There is a new MANAGE_MEDIA permission. If I understand it correctly, apps that hold it can have a somewhat streamlined user experience with media management, with fewer confirmation popups to grant access to the managing app.

There is a new wordy START_FOREGROUND_SERVICES_FROM_BACKGROUND permission. Right now, we cannot start foreground services from the background, but with this permission, you can. However, ordinary apps cannot have it, only privileged apps and those in certain roles. Why a gallery app deserves to have the right to start foreground services from the background is beyond me.

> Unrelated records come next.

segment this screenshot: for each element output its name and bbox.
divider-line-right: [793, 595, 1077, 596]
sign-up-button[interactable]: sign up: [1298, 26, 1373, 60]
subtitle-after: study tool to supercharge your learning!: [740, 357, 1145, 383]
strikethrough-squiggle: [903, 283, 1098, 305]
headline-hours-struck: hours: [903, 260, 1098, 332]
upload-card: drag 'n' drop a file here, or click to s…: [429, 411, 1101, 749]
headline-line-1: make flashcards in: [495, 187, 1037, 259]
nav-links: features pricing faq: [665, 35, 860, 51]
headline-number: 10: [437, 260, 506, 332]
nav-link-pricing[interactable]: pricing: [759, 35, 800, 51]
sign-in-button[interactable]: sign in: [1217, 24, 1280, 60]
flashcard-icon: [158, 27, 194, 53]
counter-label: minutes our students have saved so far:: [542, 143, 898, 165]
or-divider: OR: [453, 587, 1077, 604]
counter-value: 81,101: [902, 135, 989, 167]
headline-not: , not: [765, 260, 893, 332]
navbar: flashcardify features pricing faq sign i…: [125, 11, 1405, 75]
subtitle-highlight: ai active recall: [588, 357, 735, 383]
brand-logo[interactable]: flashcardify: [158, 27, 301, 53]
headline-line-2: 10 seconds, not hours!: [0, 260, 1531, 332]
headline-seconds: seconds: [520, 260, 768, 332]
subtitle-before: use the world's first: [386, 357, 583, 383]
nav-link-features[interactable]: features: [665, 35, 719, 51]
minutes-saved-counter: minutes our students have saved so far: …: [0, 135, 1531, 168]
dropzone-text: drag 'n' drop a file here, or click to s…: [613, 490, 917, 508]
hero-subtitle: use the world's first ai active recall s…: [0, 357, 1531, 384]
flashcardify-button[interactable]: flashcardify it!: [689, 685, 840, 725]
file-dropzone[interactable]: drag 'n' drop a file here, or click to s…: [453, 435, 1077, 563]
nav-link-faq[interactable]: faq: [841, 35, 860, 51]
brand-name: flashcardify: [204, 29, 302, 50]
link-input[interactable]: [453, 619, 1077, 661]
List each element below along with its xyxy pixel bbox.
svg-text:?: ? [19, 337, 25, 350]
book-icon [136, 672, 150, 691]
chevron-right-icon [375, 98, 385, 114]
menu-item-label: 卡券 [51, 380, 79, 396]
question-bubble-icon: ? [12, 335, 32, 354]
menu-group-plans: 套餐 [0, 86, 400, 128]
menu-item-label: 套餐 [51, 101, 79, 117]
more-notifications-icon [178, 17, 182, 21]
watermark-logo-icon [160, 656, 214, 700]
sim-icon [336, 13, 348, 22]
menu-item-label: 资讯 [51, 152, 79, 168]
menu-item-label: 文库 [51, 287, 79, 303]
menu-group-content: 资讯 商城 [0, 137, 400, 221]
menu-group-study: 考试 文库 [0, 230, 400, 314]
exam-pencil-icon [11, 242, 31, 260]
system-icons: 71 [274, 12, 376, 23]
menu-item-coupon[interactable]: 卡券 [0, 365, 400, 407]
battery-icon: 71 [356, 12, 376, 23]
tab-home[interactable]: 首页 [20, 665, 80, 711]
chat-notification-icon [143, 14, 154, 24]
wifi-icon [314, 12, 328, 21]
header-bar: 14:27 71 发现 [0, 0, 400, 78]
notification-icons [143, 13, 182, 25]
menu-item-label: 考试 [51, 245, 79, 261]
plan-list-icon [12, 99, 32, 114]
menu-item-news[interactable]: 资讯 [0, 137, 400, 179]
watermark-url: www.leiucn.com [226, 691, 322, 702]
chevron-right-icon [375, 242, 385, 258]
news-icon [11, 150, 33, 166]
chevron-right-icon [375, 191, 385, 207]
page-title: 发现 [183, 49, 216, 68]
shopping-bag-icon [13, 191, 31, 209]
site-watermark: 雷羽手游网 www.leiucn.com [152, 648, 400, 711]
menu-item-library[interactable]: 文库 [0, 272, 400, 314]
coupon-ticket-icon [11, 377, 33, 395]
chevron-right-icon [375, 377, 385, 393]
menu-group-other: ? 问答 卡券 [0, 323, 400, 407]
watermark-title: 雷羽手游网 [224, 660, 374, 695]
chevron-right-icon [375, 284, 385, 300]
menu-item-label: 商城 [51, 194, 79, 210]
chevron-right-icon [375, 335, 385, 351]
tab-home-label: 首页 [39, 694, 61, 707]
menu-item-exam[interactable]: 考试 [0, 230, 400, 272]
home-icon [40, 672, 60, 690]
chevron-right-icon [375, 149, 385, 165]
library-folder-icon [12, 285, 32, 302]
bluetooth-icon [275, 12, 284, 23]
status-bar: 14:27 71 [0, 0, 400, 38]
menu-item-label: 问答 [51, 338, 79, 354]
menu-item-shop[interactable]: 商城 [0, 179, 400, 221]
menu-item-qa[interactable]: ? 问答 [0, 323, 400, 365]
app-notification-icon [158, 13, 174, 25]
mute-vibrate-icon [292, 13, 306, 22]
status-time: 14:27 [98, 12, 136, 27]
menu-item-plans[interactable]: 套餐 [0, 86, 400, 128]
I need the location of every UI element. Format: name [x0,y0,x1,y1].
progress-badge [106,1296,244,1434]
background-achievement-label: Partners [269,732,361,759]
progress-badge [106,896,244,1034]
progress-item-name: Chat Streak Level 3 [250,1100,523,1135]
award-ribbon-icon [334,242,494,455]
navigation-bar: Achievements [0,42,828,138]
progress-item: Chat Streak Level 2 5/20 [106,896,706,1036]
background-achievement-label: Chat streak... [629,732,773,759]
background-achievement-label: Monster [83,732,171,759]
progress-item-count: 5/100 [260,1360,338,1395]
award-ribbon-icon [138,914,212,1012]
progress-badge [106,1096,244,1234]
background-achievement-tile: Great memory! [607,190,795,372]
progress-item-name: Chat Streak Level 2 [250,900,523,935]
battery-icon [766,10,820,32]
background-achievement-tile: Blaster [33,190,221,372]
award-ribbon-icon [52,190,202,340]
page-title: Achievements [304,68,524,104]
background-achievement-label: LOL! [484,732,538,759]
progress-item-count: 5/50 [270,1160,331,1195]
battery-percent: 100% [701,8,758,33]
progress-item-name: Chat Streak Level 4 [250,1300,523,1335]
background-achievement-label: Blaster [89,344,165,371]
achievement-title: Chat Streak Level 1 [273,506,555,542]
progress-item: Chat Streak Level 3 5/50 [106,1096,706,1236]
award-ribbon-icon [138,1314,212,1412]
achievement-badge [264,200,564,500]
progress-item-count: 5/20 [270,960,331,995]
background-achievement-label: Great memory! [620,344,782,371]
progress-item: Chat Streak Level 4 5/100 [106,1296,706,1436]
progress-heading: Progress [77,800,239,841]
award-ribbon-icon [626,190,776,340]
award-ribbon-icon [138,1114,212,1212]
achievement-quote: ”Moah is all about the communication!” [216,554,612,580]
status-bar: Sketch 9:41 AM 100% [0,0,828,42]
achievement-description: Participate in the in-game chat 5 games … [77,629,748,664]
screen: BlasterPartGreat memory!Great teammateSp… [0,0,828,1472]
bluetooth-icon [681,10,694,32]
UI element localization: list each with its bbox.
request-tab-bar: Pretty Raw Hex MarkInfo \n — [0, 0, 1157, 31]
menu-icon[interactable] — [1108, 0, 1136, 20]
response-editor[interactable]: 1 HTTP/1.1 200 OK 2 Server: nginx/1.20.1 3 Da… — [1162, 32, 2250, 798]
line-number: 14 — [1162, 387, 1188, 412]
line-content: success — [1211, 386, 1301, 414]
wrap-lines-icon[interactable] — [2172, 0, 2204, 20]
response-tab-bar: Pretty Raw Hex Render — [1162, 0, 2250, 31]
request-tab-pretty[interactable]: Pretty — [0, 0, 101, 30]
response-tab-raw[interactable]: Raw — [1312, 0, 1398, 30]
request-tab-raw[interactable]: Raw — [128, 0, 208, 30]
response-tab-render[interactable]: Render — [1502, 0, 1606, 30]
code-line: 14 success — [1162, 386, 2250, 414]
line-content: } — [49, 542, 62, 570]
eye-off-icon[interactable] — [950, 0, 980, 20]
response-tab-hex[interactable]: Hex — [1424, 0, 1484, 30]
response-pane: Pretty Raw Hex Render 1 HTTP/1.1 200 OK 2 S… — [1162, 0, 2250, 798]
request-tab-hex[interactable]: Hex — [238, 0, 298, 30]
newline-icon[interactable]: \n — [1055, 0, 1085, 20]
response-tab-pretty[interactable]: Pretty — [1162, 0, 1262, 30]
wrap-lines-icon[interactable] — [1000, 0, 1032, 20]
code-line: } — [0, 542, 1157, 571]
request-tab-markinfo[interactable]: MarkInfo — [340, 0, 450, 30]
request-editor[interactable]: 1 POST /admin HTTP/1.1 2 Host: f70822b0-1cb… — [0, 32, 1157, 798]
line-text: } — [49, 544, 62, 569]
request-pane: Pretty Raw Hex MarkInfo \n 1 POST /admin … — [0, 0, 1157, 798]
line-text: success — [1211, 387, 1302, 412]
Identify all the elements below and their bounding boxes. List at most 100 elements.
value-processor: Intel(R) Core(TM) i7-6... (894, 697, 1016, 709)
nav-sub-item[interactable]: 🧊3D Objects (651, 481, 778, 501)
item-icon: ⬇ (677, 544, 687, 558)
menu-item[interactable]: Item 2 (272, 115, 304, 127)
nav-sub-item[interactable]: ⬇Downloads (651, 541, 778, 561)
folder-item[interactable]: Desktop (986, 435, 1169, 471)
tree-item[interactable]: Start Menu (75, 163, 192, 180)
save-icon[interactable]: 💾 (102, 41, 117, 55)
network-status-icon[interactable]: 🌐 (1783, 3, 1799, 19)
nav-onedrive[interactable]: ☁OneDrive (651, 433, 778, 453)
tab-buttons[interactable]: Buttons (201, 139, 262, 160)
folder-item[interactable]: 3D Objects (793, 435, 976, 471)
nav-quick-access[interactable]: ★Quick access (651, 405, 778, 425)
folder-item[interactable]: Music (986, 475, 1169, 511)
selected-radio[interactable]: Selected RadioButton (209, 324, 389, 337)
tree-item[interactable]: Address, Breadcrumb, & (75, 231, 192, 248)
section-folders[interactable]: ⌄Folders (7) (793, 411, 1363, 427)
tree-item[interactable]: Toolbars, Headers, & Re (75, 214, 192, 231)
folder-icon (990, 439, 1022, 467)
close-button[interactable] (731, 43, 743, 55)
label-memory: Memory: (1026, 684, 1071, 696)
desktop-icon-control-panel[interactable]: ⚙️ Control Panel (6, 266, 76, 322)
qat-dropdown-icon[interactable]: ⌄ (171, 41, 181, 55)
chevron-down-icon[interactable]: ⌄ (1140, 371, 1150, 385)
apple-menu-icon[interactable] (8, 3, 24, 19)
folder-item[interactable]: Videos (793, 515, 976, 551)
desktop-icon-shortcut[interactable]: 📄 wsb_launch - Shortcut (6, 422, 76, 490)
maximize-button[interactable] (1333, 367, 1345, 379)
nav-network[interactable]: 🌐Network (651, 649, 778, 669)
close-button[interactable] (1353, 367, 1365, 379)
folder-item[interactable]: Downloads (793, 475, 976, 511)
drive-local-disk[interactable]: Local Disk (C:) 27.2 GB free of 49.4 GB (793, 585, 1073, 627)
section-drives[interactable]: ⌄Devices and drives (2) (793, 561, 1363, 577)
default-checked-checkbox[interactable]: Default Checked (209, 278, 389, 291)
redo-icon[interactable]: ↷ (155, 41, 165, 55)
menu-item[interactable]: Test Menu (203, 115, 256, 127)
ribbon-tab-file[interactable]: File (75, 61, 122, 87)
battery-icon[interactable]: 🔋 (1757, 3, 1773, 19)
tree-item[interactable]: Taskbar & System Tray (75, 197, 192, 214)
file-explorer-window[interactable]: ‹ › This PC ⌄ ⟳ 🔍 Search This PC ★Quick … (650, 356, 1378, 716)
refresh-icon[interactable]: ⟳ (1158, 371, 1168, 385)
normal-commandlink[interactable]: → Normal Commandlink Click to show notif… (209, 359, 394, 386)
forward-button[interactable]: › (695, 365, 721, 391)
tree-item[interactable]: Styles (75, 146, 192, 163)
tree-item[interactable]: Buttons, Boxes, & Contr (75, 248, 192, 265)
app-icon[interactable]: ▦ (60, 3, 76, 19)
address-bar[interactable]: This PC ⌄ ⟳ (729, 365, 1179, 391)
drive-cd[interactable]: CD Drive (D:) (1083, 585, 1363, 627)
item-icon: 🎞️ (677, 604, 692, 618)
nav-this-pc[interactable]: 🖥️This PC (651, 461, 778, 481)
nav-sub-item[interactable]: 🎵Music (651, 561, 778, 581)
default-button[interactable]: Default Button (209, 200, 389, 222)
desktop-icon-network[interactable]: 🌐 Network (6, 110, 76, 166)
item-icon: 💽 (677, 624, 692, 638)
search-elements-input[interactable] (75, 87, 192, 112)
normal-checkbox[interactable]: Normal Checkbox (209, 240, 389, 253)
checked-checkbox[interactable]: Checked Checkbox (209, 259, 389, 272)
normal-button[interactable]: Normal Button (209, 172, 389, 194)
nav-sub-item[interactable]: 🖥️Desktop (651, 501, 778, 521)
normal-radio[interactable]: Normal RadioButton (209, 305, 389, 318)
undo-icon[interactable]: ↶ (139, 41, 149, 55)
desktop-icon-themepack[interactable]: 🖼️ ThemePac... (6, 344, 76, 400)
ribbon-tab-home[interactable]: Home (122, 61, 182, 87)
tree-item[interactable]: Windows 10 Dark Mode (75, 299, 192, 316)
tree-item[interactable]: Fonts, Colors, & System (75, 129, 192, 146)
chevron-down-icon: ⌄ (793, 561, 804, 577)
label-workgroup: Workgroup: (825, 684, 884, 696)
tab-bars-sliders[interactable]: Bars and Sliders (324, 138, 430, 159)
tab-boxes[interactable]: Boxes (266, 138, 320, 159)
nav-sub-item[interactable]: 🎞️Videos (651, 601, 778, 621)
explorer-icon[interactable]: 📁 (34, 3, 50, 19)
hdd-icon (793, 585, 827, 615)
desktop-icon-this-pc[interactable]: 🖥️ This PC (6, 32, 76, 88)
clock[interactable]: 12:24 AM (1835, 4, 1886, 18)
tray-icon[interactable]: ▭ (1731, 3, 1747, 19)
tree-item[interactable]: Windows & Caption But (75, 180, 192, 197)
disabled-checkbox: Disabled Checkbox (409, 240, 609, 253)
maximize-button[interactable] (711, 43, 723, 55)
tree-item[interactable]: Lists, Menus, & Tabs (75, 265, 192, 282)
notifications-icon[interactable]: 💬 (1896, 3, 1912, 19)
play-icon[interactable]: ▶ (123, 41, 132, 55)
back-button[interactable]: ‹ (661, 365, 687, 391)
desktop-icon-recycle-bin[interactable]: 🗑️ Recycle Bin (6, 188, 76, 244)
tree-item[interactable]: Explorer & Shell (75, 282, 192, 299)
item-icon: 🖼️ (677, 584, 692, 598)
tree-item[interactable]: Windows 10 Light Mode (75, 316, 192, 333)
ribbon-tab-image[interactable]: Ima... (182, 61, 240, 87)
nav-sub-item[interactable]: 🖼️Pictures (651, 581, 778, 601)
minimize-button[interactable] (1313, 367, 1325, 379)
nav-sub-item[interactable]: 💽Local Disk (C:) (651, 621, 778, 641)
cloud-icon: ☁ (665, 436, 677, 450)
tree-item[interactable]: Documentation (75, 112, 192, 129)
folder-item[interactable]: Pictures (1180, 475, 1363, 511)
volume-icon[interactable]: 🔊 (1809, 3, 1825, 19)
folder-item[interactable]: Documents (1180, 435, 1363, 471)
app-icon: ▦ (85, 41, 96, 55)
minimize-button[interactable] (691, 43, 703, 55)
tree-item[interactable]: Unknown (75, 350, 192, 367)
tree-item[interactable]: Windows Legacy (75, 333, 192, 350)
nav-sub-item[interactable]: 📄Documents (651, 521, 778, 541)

Somewhere, perhaps in the manifest, we can specify android:requestOptimizedExternalStorageAccess="true". That can only be granted to apps with MANAGE_EXTERNAL_STORAGE or, once again, gallery apps. If granted, “bulk file path operations will be optimized”, whatever that means.

Bubble can suppress their bubbles. Sometimes.

The app search APIs expanded massively yet remain unannounced. In completely unrelated news, Google I|O 2021 will be held May 18-20.

We can now find why our JobScheduler job was stopped, which is a rather nice addition.

There is a new singleInstancePerTask value for android:launchMode.

compileSdkVersion is now reported for installed apps. This includes a separate compileVersionSdkCodename value apparently for things like android-S.

AudioManager now lets you control “the audio device that should be used for communication use cases” via setCommunicationDevice().

The scrolling-screenshot capability being added to Android 12 may be being powered by ScrollCaptureCallback.